La troisième partie, rédigée elle aussi sur un mode totalement réciproque, est relative aux activités organisées dans le cadre de la coopération de défense. Elle vise à permettre des exercices en commun et l’utilisation par nos forces, sur autorisation du Mali, de l’espace aérien de cet État, notamment dans le cas où un détachement français se rendrait sur le territoire malien pour effectuer un exercice. Elle permettra également une utilisation de l’espace aérien français dans l’hypothèse d’une escale d’un avion malien en France. En outre, elle précise le régime fiscal et douanier applicable en matière d’importation de matériels et approvisionnements destinés à l’usage exclusif des forces (article 20).
La quatrième partie, consacrée aux dispositions finales, prévoit notamment, à l’article 25, l’abrogation de l’accord de coopération militaire technique du 6 mai 1985 et les accords et arrangements subséquents. Cette formule vise à marquer un nouveau départ dans la relation de défense franco-malienne, sur la base de cet unique traité.

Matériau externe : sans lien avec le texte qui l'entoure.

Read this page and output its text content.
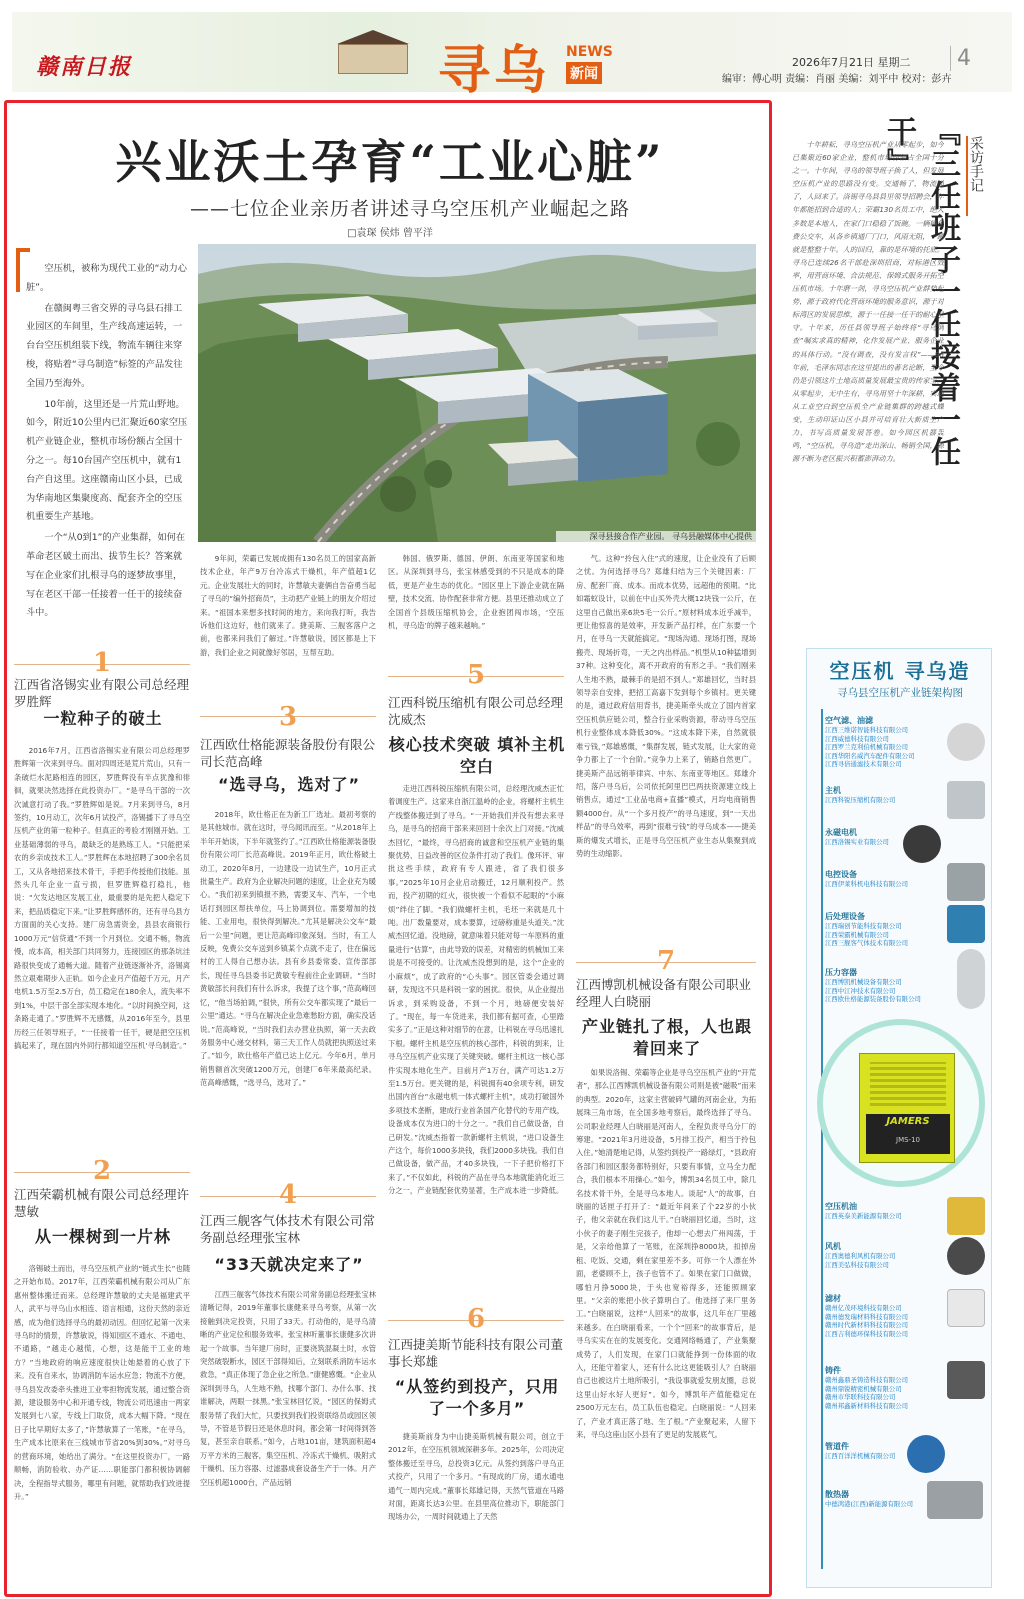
赣南日报	寻乌 NEWS
新闻
2026年7月21日 星期二
编审：傅心明 责编：肖丽 美编：刘平中 校对：彭卉
4
兴业沃土孕育“工业心脏”
——七位企业亲历者讲述寻乌空压机产业崛起之路
□袁琛 侯炜 曾平洋
深寻县接合作产业园。 寻乌县融媒体中心提供

空压机，被称为现代工业的“动力心脏”。

在赣闽粤三省交界的寻乌县石排工业园区的车间里，生产线高速运转，一台台空压机组装下线，物流车辆往来穿梭，将贴着“寻乌制造”标签的产品发往全国乃至海外。

10年前，这里还是一片荒山野地。如今，附近10公里内已汇聚近60家空压机产业链企业，整机市场份额占全国十分之一。每10台国产空压机中，就有1台产自这里。这座赣南山区小县，已成为华南地区集聚度高、配套齐全的空压机重要生产基地。

一个“从0到1”的产业集群，如何在革命老区破土而出、拔节生长？答案就写在企业家们扎根寻乌的逐梦故事里，写在老区干部一任接着一任干的接续奋斗中。

1
江西省洛锡实业有限公司总经理罗胜辉
一粒种子的破土

2016年7月，江西省洛锡实业有限公司总经理罗胜辉第一次来到寻乌。面对四周还是荒片荒山，只有一条破烂水泥路相连的园区，罗胜辉没有半点犹豫和徘徊，就果决然选择在此投资办厂。“是寻乌干部的一次次诚意打动了我。”罗胜辉如是说。7月来到寻乌，8月签约，10月动工，次年6月试投产，洛锡播下了寻乌空压机产业的第一粒种子。但真正的考验才刚刚开始。工业基础薄弱的寻乌，最缺乏的是熟练工人。“只能把采农的乡亲成技术工人。”罗胜辉在本地招聘了300余名员工，又从各地招来技术骨干，手把手传授他们技能。虽然头几年企业一直亏损，但罗胜辉稳打稳扎，他说：“欠发达地区发展工业，最重要的是先把人稳定下来，把品质稳定下来。”让罗胜辉感怀的，还有寻乌县方方面面的关心支持。建厂房急需资金，县县农商银行1000万元“信贷通”不到一个月到位。交通不畅，物流慢，成本高，相关部门共同努力，连接园区的那条坑洼路很快变成了通畅大道。随着产业链逐渐补齐，洛锡离然立艰难期步入正轨。如今企业月产值超千万元，月产电机1.5万至2.5万台，员工稳定在180余人，流失率不到1%，中层干部全部实现本地化。“以时间换空间，这条路走通了。”罗胜辉不无感慨，从2016年至今，县里历经三任领导班子，“一任接着一任干，硬是把空压机搞起来了，现在国内外同行都知道空压机‘寻乌制造’。”

2
江西荣霸机械有限公司总经理许慧敏
从一棵树到一片林

洛锡破土而出，寻乌空压机产业的“链式生长”也随之开始布局。2017年，江西荣霸机械有限公司从广东惠州整体搬迁而来。总经理许慧敏的丈夫是福建武平人，武平与寻乌山水相连、语言相通，这份天然的亲近感，成为他们选择寻乌的最初动因。但回忆起第一次来寻乌时的情景，许慧敏说，得知园区不通水、不通电、不通路，“越走心越慌，心想，这是能干工业的地方？”当地政府的响应速度很快让她悬着的心放了下来。没有自来水，协调消防车运水应急；物流不方便，寻乌县发改委牵头推进工业零担物流发展，通过整合资源，建设服务中心和开通专线，物流公司迅速由一两家发展到七八家，专线上门取货，成本大幅下降。“现在日子比早期好太多了，”许慧敏算了一笔账，“在寻乌，生产成本比原来在三线城市节省20%到30%。”对寻乌的营商环境，她给出了满分。“在这里投资办厂，一路顺畅，消防验收、办产证……职能部门都积极协调解决，全程指导式服务，哪里有问题，就帮助我们改进提升。”

9年间，荣霸已发展成拥有130名员工的国家高新技术企业，年产9万台冷冻式干燥机，年产值超1亿元。企业发展壮大的同时，许慧敏夫妻俩自告奋勇当起了寻乌的“编外招商员”，主动把产业链上的朋友介绍过来。“祖国本来想多找时间的地方，来向我打听，我告诉他们这边好，他们就来了。捷美斯、三舰客落户之前，也都来问我们了解过。”许慧敏说，园区都是上下游，我们企业之间就像好邻居，互帮互助。

3
江西欧仕格能源装备股份有限公司长范高峰
“选寻乌，选对了”

2018年，欧仕格正在为新工厂选址。最初考察的是其他城市。就在这时，寻乌闻讯而至。“从2018年上半年开始谈，下半年就签约了。”江西欧仕格能源装备股份有限公司厂长范高峰说。2019年正月，欧仕格破土动工，2020年8月，一边建设一边试生产，10月正式批量生产。政府为企业解决问题的速度，让企业充为暖心。“我们初来到镇报不熟，需要叉车、汽车，一个电话打到园区帮扶单位，马上协调到位。需要增加的技能、工业用电，很快得到解决。”尤其是解决公交车“最后一公里”问题，更让范高峰印象深刻。当时，有工人反映，免费公交车送到乡镇某个点就不走了，住在偏远村的工人得自己想办法。县有乡县委常委、宣传部部长，现任寻乌县委书记黄敏专程前往企业调研。“当时黄敏部长问我们有什么诉求，我提了这个事，”范高峰回忆，“他当场拍调，”很快，所有公交车都实现了“最后一公里”通达。“寻乌在解决企业急难愁盼方面，确实没话说。”范高峰说，“当时我们去办营业执照，第一天去政务服务中心递交材料，第三天工作人员就把执照送过来了。”如今，欧仕格年产值已达上亿元。今年6月，单月销售额首次突破1200万元，创建厂6年来最高纪录。范高峰感慨，“选寻乌，选对了。”

4
江西三舰客气体技术有限公司常务副总经理张宝林
“33天就决定来了”

江西三舰客气体技术有限公司常务副总经理张宝林清晰记得，2019年董事长康健来寻乌考察，从第一次接触到决定投资，只用了33天。打动他的，是寻乌清晰的产业定位和服务效率。张宝林听董事长康健多次讲起一个故事。当年建厂房时，正要浇筑混凝土时，水管突然破裂断水，园区干部得知后，立刻联系消防车运水救急，“真正体现了急企业之所急。”康健感慨。“企业从深圳到寻乌，人生地不熟，找哪个部门、办什么事、找谁解决，两眼一抹黑。”张宝林回忆说，“园区的保姆式服务帮了我们大忙，只要找到我们投资联络员或园区领导，不管是节假日还是休息时间，都会第一时间得到答复，甚至亲自联系。”如今，占地101亩，建筑面积超4万平方米的三舰客，集空压机、冷冻式干燥机、吸附式干燥机、压力容器、过滤器成套设备生产于一体。月产空压机超1000台，产品远销

韩国、俄罗斯、德国、伊朗、东南亚等国家和地区。从深圳到寻乌，张宝林感受到的不只是成本的降低，更是产业生态的优化。“园区里上下游企业就在隔壁，技术交流、协作配套非常方便。县里还推动成立了全国首个县级压缩机协会，企业抱团闯市场，‘空压机，寻乌造’的牌子越来越响。”

5
江西科锐压缩机有限公司总经理沈威杰
核心技术突破 填补主机空白

走进江西科锐压缩机有限公司，总经理沈威杰正忙着调度生产。这家来自浙江温岭的企业，将螺杆主机生产线整体搬迁到了寻乌。“一开始我们并没有想去来寻乌，是寻乌的招商干部来来回回十余次上门对接。”沈威杰回忆，“最终，寻乌招商的诚意和空压机产业链的集聚优势、日益改善的区位条件打动了我们。像环评、审批这些手续，政府有专人跟进，省了我们很多事。”2025年10月企业启动搬迁，12月顺利投产。然而，投产初期的红火，很快被一个看似不起眼的“小麻烦”绊住了脚。“我们做螺杆主机，毛坯一来就是几十吨。出厂数量要对，成本要算，过磅称重是头道关。”沈威杰回忆道。没地磅，就意味着只能对每一车原料的重量进行“估算”，由此导致的误差，对精密的机械加工来说是不可接受的。让沈威杰没想到的是，这个“企业的小麻烦”，成了政府的“心头事”。园区管委会通过调研，发现这不只是科锐一家的困扰。很快，从企业提出诉求，到采购设备，不到一个月，地磅便安装好了。“现在，每一车货进来，我们都有据可查，心里踏实多了。”正是这种对细节的在意，让科锐在寻乌迅速扎下根。螺杆主机是空压机的核心部件，科锐的到来，让寻乌空压机产业实现了关键突破。螺杆主机这一核心部件实现本地化生产。目前月产1万台，满产可达1.2万至1.5万台。更关键的是，科锐拥有40余项专利，研发出国内首台“永磁电机一体式螺杆主机”，成功打破国外多项技术垄断，建成行业首条国产化替代的专用产线，设备成本仅为进口的十分之一。“我们自己做设备，自己研发。”沈威杰指着一款新螺杆主机说，“进口设备生产这个，每价1000多块钱，我们2000多块钱。我们自己做设备，做产品，才40多块钱，一下子把价格打下来了。”不仅如此，科锐的产品在寻乌本地就能消化近三分之一，产业链配套优势显著，生产成本进一步降低。

6
江西捷美斯节能科技有限公司董事长郑雄
“从签约到投产，只用了一个多月”

捷美斯前身为中山捷美斯机械有限公司，创立于2012年，在空压机领域深耕多年。2025年，公司决定整体搬迁至寻乌，总投资3亿元。从签约到落户寻乌正式投产，只用了一个多月。“有现成的厂房，通水通电通气一周内完成。”董事长郑雄记得，天然气管道在马路对面，距离长达3公里。在县里高位推动下，职能部门现场办公，一周时间就通上了天然

气。这种“拎包入住”式的速度，让企业没有了后顾之忧。为何选择寻乌？郑雄归结为三个关键因素：厂房、配套厂商、成本。而成本优势，远超他的预期。“比如霜蚁设计，以前在中山买外壳大概12块钱一公斤，在这里自己做出来6块5毛一公斤。”原材料成本近乎减半，更让他惊喜的是效率，开发新产品打样，在广东要一个月，在寻乌一天就能搞定。“现场沟通、现场打图，现场搬壳、现场折弯，一天之内出样品。”机型从10种猛增到37种。这种变化，离不开政府的有形之手。“我们刚来人生地不熟，最棘手的是招不到人。”郑雄回忆，当时县领导亲自安排，把招工高嘉下发到每个乡镇村。更关键的是，通过政府信用背书，捷美斯牵头成立了国内首家空压机供应链公司，整合行业采购资源，带动寻乌空压机行业整体成本降低30%。“这成本降下来，自然就很难亏钱，”郑雄感慨，“集群发展，链式发展，让大家的竞争力都上了一个台阶。”竞争力上来了，销路自然更广。捷美斯产品远销菲律宾、中东、东南亚等地区。郑雄介绍，落户寻乌后，公司依托阿里巴巴两扶资源建立线上销售点，通过“工业品电商+直播”模式，月均电商销售额4000台。从“一个多月投产”的寻乌速度，到“一天出样品”的寻乌效率，再到“很难亏钱”的寻乌成本——捷美斯的爆发式增长，正是寻乌空压机产业生态从集聚到成势的生动缩影。

7
江西博凯机械设备有限公司职业经理人白晓丽
产业链扎了根，人也跟着回来了

如果说洛锡、荣霸等企业是寻乌空压机产业的“开荒者”，那么江西博凯机械设备有限公司则是被“磁吸”而来的典型。2020年，这家主营破碎气罐的河南企业，为拓展珠三角市场，在全国多地考察后，最终选择了寻乌。公司职业经理人白晓丽是河南人，全程负责寻乌分厂的筹建。“2021年3月进设备，5月排工投产，相当于拎包入住。”她清楚地记得，从签约到投产一路绿灯，“县政府各部门和园区服务都特别好，只要有事情，立马全力配合，我们根本不用操心。”如今，博凯34名员工中，除几名技术骨干外，全是寻乌本地人。谈起“人”的故事，白晓丽的话匣子打开了：“最近年间来了个22岁的小伙子，他父亲就在我们这儿干。”白晓丽回忆道，当时，这小伙子的妻子刚生完孩子，他却一心想去广州闯荡，于是，父亲给他算了一笔账，在深圳挣8000块，扣掉房租、吃饭、交通，剩在家里差不多。可你一个人漂在外面，老婆顾不上，孩子也管不了。如果在家门口做做，哪怕月挣5000块，于头也宽裕得多，还能照顾家里。“父亲的账把小伙子算明白了。他选择了来厂里务工。”白晓丽说，这样“人回来”的故事，这几年在厂里越来越多。在白晓丽看来，一个个“回来”的故事背后，是寻乌实实在在的发展变化。交通网络畅通了，产业集聚成势了，人们发现，在家门口就能挣到一份体面的收入，还能守着家人，还有什么比这更能吸引人？白晓丽自己也被这片土地所吸引，“我设事就爱发朋友圈，总说这里山好水好人更好”。如今，博凯年产值能稳定在2500万元左右，员工队伍也稳定。白晓丽说：“人回来了，产业才真正落了地、生了根。”产业聚起来，人留下来，寻乌这座山区小县有了更足的发展底气。

采访手记
『三任班子一任接着一任干』

十年耕耘，寻乌空压机产业从零起步，如今已集聚近60家企业，整机市场份额占全国十分之一。十年间，寻乌的领导班子换了人，但发展空压机产业的思路没有变。交通畅了，物流通了，人回来了。洛锡寻乌县县里领导招聘会，年年都能招到合适的人；荣霸130名员工中，绝大多数是本地人，在家门口稳稳了饭碗。一辆辆免费公交车，从各乡镇通厂门口，风雨无阻，一趟就是整整十年。人的回归，靠的是环境的托底。寻乌已连续26名干部赴深圳招商，对标港区效率，用营商环境、合法规范、保姆式服务开拓空压机市场。十年磨一剑，寻乌空压机产业群势起势，源于政府代化营商环境的服务意识，源于对标湾区的发展思维，源于一任接一任干的耐心坚守。十年来，历任县领导班子始终将“寻乌调查”嘱实求真的精神，化作发展产业、服务企业的具体行动。“没有调查，没有发言权”——96年前，毛泽东同志在这里提出的著名论断，至今仍是引领这片土地高质量发展最宝贵的传家宝。从零起步，无中生有，寻乌用坚十年深耕，实现从工业空白到空压机全产业链集群的跨越式蝶变，生动印证山区小县并可培育壮大新质生产力，书写高质量发展答卷。如今园区机器轰鸣，“空压机，寻乌造”走出深山、畅销全国，源源不断为老区振兴积蓄澎湃动力。

空压机 寻乌造
寻乌县空压机产业链架构图
空气滤、油滤
江西三维诺智能科技有限公司
江西威德科技有限公司
江西罗兰克利伯机械有限公司
江西华阳名威汽车配件有限公司
江西寻倍通滤技术有限公司
主机
江西科锐压缩机有限公司
永磁电机
江西洛锡实业有限公司
电控设备
江西伊莱科机电科技有限公司
后处理设备
江西瑞创节能科技有限公司
江西荣霸机械有限公司
江西三舰客气体技术有限公司
压力容器
江西博凯机械设备有限公司
江西中江冲技术有限公司
江西欧仕格能源装备股份有限公司
JAMERS
JMS-10
空压机油
江西英泰美新能源有限公司
风机
江西奥德利风机有限公司
江西美弘科技有限公司
滤材
赣州亿茂环境科技有限公司
赣州德发瑞材料科技有限公司
赣州时代新材料科技有限公司
江西吉利德环保科技有限公司
铸件
赣州鑫鼎圣铸造科技有限公司
赣州鼎锐精密机械有限公司
赣州市华联科技有限公司
赣州邦鑫新材料科技有限公司
管道件
江西百洋洋机械有限公司
散热器
中德鸿港(江西)新能源有限公司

Cependant, l’entrée en vigueur du traité n’aura pas pour effet d’abroger l’accord sous forme d’échanges de lettres des 7 et 8 mars 2013 dont les stipulations s’appliqueront, sur demande de la Partie française, aux opérations d’assistance militaire à l’État malien et de protection des ressortissants français que les membres du personnel de la partie française présents au titre du traité pourraient encore être amenés à conduire sur le territoire malien.
Enfin, le traité est conclu pour une durée de cinq ans renouvelable par tacite reconduction. Ainsi, cette relation de défense évoluera naturellement au fur et à mesure que le système de sécurité collective africain se renforcera.
Telles sont les principales observations qu’appelle le traité de coopération en matière de défense entre la République française et la République du Mali. Ce traité comporte notamment des dispositions relatives à la procédure pénale et au port d’arme, il doit donc être soumis au Parlement en vertu de l’article 53 de la Constitution.